Accuracy of wavefront aberrometry in cataract patients

May 1, 2013

Loss of optical media transperency reduces accuracy in clinical practice

Wavefront aberrometry (WA) offers promising applications in ophthalmology and can provide valuable information in previously underresearched conditions including hyperopia and cataract-related reduced visual acuity (VA). In clinical settings, WA is frequently used to assess patients presenting for refractive surgery, and previous studies have demonstrated a high level of accuracy of WA measurements in comparison to those of manifest refraction (MR) and autorefraction. However, the subjects of these studies have primarily been young, myopic and well-sighted patients, while in clinical practice the majority of patients presenting for cataract surgery are of advanced age, with ametropia and reduced VA.

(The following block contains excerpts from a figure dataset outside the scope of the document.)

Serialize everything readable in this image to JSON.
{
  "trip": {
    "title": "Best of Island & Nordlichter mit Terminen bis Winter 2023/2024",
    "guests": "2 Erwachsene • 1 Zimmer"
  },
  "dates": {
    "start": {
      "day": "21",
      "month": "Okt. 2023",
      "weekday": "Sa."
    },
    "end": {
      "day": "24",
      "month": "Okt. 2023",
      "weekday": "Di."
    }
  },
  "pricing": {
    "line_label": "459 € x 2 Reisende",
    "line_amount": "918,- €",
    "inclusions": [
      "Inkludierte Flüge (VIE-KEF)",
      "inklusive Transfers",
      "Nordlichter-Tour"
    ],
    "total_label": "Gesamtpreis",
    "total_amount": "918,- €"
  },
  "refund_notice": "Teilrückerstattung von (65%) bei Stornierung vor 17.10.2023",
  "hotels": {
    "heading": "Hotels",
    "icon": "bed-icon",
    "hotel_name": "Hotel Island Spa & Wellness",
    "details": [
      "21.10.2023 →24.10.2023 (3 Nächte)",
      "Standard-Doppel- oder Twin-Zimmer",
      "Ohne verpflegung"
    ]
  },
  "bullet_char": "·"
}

As a patient's VA can be affected when WA is used as a basis for surgical treatment of pathological conditions (particularly if the measurements are less accurate in specific patient populations), Dr Stephan Linke, Dr Jan Hülle (University Medical Center HamburgEppendorf, Germany) and colleagues decided to conduct a study to evaluate the accuracy of WA in comparison to MR in an older population awaiting cataract surgery.1 The trial was intended to help the team determine if previous study results can be replicated in clinical practice and to establish which factors, if any, affect the accuracy of the refractive values as measured by WA.

Assessing the eyes

"We had anticipated that WA would measure the same refractive values as MR, but that potential measurement differences between the devices would be explained either by the refractive state - hyperopia versus myopia - or by age. We also thought that the only impact of cataract on the results would be that more progressed forms of cataract would lead to more exaggerated differences between measurements taken on the separate devices," explained Dr Hülle. "However, some of the results we actually achieved were surprising, and were in fact contrary to previously published conclusions."